Reading these articles deeply saddened me. My own study of Jewish History, added to the history of my own extended family and the PEW Report of a few years ago, leads me to the ineluctable conclusion that such initiatives are paving a path to oblivion. First, in the assimilationist dynamic of the contemporary West, they facilitate the disappearance of vast numbers of Jews. Second, they mortally wound the profoundly particularist, ethno-national element of Jewish identity. They turn Judaism solely into a religion (and, more freqently, into a delightful folklore). Third, and equally importantly, they deepen the already chasm-like schism between Israel and the Diaspora. For here, the Traditional Definitions of Jewishness and of National Jewish Identity are not only vibrant, they are growing stronger. (This is what the Forward/Haaretz likes to call right-wing and nationalist). Nevertheless, the development was probably inevitable. I well recall, over forty years ago, how the then Executive Vice President of the Rabbinical Assembly, the late Rabbi Wolfe Kelman, urged his colleagues to merge with the Reform movement as the two were, effectively on the same trajectory and shared the same values. Kelman was a very astute observer of the American Jewish scene, and was prescient on many issues.

I was asked yesterday why all this bothered me. After all, it was partly because of this dynamic that I left the Conservative movement forty-five years ago. There are a number of reasons that it bothers me. I am sad to see the community in which I was raised, and which provided me with an education that I could not have received elsewhere, is losing its last vestiges of deference to the Torah. I am sad to witness anything that advances the dark vision of the PEW Report. I am particularly sad to see the same kind of dynamic begin to burn at the edges of the Orthodox community.

Yesterday, a young Orthodox rabbi published an article which could easily have been penned by one of his Conservative colleagues. Its point of departure, like the others, is the real pain that inter-faith couples feel when they are told that they cannot be married by the rabbi of their choice, or that an unconverted gentile cannot be a member of a Jewish community. Creating such pain, argues the rabbi, is intolerable and the only solution is inclusiveness and reevaluating the Torah's position on inter-marriage (and, I suspect, Jewish identity). 

Traditional Judaism maintains a delicate balance between opposites: Universal/Parochial, Individual/National, Timely/Timeless, Law/Spirituality and others. Generally, as both Rav Soloveitchik זצ"ל and Prof. Twersky ז"ל noted, the second element of each dyad sets the outer boundaries of the first. Orthodox Jews, as Pre-Modern Jews before them, believe that the these limits are rooted in God's Word, as interpreted by the Sages whose authority is rooted in that Word. Granting that the Torah endows its interpreters with a certain degree of interpretive freedom, there are limits beyond which one may not go and legitimately affirm one's fealty to Orthodoxy. That is because we maintain that the underlying principles of God's Torah are Timeless, they possess transcendent integrity, even as they interact with changing circumstance.
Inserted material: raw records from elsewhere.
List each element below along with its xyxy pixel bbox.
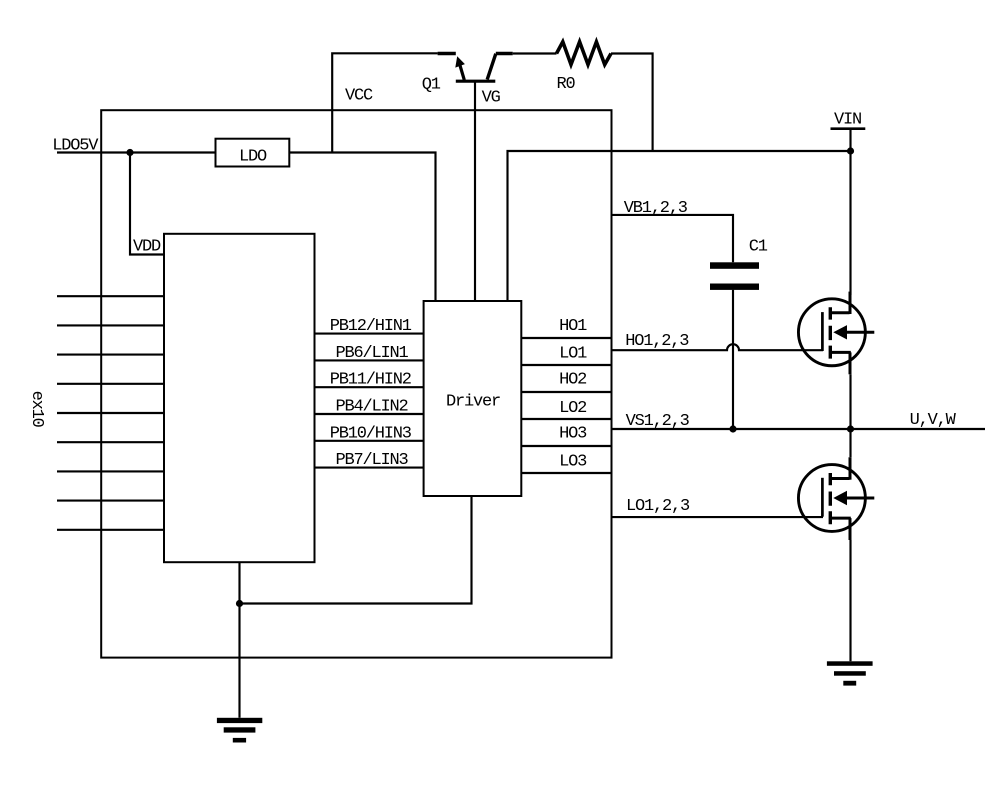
svg-text:LDO: LDO	[239, 148, 267, 167]
wire Q1 to R0	[513, 52, 557, 54]
transistor lower NMOS	[798, 457, 874, 540]
regulator LDO box	[216, 139, 290, 167]
node junction dot LDO5V/VDD	[126, 149, 133, 156]
wire PB12/HIN1	[315, 333, 424, 335]
wire PB10/HIN3	[315, 440, 424, 442]
wire LO1 stub	[521, 364, 611, 366]
wire VG	[474, 81, 476, 301]
wire LO2 stub	[521, 418, 611, 420]
capacitor C1	[710, 262, 759, 290]
wire HO2 stub	[521, 391, 611, 393]
wire lower NMOS source to ground	[849, 540, 851, 661]
wire LO3 stub	[521, 472, 611, 474]
svg-text:R0: R0	[557, 75, 576, 94]
svg-text:HO3: HO3	[559, 424, 587, 443]
svg-text:C1: C1	[749, 238, 768, 257]
wire driver ground	[240, 496, 472, 604]
wire input line 5	[57, 412, 164, 414]
svg-text:VB1,2,3: VB1,2,3	[624, 199, 688, 218]
svg-text:PB7/LIN3: PB7/LIN3	[336, 451, 409, 470]
wire upper NMOS source to VS	[849, 374, 851, 429]
wire input line 6	[57, 441, 164, 443]
svg-text:VDD: VDD	[133, 238, 161, 257]
wire PB11/HIN2	[315, 386, 424, 388]
wire input line 4	[57, 383, 164, 385]
wire VB1,2,3	[612, 215, 734, 262]
wire MCU ground	[238, 562, 240, 718]
wire VG-supply horizontal to VIN	[508, 151, 851, 301]
wire input line 8	[57, 500, 164, 502]
wire input line 9	[57, 529, 164, 531]
svg-text:LO2: LO2	[559, 399, 586, 418]
svg-text:PB11/HIN2: PB11/HIN2	[330, 371, 411, 390]
svg-text:VG: VG	[482, 89, 501, 108]
svg-text:LDO5V: LDO5V	[52, 137, 99, 156]
wire VIN lead down	[849, 129, 851, 295]
wire input line 2	[57, 324, 164, 326]
svg-text:LO3: LO3	[559, 453, 587, 472]
svg-text:U,V,W: U,V,W	[910, 411, 957, 430]
wire LO1,2,3	[612, 516, 824, 518]
wire VDD branch	[130, 153, 164, 255]
wire LDO5V input	[57, 151, 216, 153]
wire input line 1	[57, 295, 164, 297]
ground left	[217, 718, 262, 743]
svg-text:PB12/HIN1: PB12/HIN1	[330, 317, 412, 336]
wire input line 3	[57, 354, 164, 356]
node junction dot ground	[236, 600, 243, 607]
node junction dot C1/VS	[729, 425, 736, 432]
wire HO1 stub	[521, 337, 611, 339]
svg-text:PB6/LIN1: PB6/LIN1	[336, 344, 409, 363]
wire LDO output to Driver	[290, 153, 436, 302]
svg-text:VCC: VCC	[345, 87, 373, 106]
node junction dot VIN	[847, 147, 854, 154]
svg-text:VS1,2,3: VS1,2,3	[626, 412, 690, 431]
transistor Q1	[438, 54, 513, 82]
wire HO3 stub	[521, 445, 611, 447]
ground right	[827, 661, 873, 685]
wire R0 right corner down	[611, 54, 653, 152]
svg-text:HO1,2,3: HO1,2,3	[625, 332, 689, 351]
wire input line 7	[57, 470, 164, 472]
resistor R0	[557, 42, 612, 65]
svg-text:VIN: VIN	[834, 111, 861, 130]
svg-text:LO1,2,3: LO1,2,3	[626, 497, 690, 516]
driver U1 box	[424, 301, 522, 496]
node junction dot VS/MOSFET	[847, 425, 854, 432]
wire HO1,2,3 with hop	[612, 344, 824, 350]
svg-text:ex10: ex10	[27, 391, 46, 428]
wire VS1,2,3 to U,V,W	[612, 428, 986, 430]
IC package outline box	[101, 110, 611, 657]
svg-text:HO2: HO2	[559, 371, 586, 390]
svg-text:LO1: LO1	[559, 344, 587, 363]
wire PB7/LIN3	[315, 467, 424, 469]
svg-text:HO1: HO1	[559, 317, 587, 336]
svg-text:PB10/HIN3: PB10/HIN3	[330, 424, 412, 443]
svg-text:PB4/LIN2: PB4/LIN2	[336, 398, 408, 417]
wire PB6/LIN1	[315, 359, 424, 361]
MCU box	[164, 234, 315, 562]
wire PB4/LIN2	[315, 413, 424, 415]
wire lower NMOS drain to VS	[849, 429, 851, 457]
svg-text:Driver: Driver	[446, 392, 500, 411]
transistor upper NMOS	[798, 292, 874, 375]
wire VCC	[332, 53, 437, 152]
wire C1 bottom lead	[732, 290, 734, 429]
svg-text:Q1: Q1	[422, 76, 441, 95]
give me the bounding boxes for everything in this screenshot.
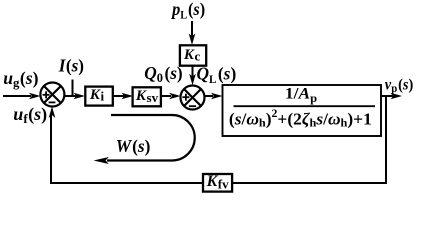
svg-text:Ksv: Ksv: [135, 88, 159, 105]
svg-text:Q0(s): Q0(s): [144, 63, 183, 86]
svg-text:QL(s): QL(s): [197, 63, 237, 86]
svg-text:Kc: Kc: [183, 47, 201, 63]
svg-text:pL(s): pL(s): [170, 0, 205, 22]
svg-text:I(s): I(s): [58, 55, 84, 75]
svg-text:Ki: Ki: [89, 87, 105, 104]
svg-text:Kfv: Kfv: [206, 173, 230, 191]
svg-text:ug(s): ug(s): [3, 68, 38, 90]
svg-text:vp(s): vp(s): [385, 76, 414, 95]
svg-text:W(s): W(s): [116, 136, 151, 156]
svg-text:uf(s): uf(s): [13, 104, 47, 126]
svg-text:(s/ωh)2+(2ζhs/ωh)+1: (s/ωh)2+(2ζhs/ωh)+1: [229, 107, 372, 130]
There are many corollaries of this simple truth. One of them is that one must admit that there are situations  wherein a the Torah demands that one surrender to the Will of God. Free Will is granted to all, but one is expected to take responsibility for one's actions. In the case of an Inter-faith couple, the option of a principled, valid conversion to Judaism exists and should be made available to the degree possible. Empathy and caring must be part and parcel of the encounter with inter-faith couples. However, that cannot come at the expense of the integrity of the Torah or of the Future of the Jewish People. Sometimes, the whole is greater than the sum of its parts.

So, while I can fully understand the initiatives by the above-noted Conservative Rabbis (even as I think them deeply misguided), there is no credible place within Orthodoxy for similar initiatives or proposals.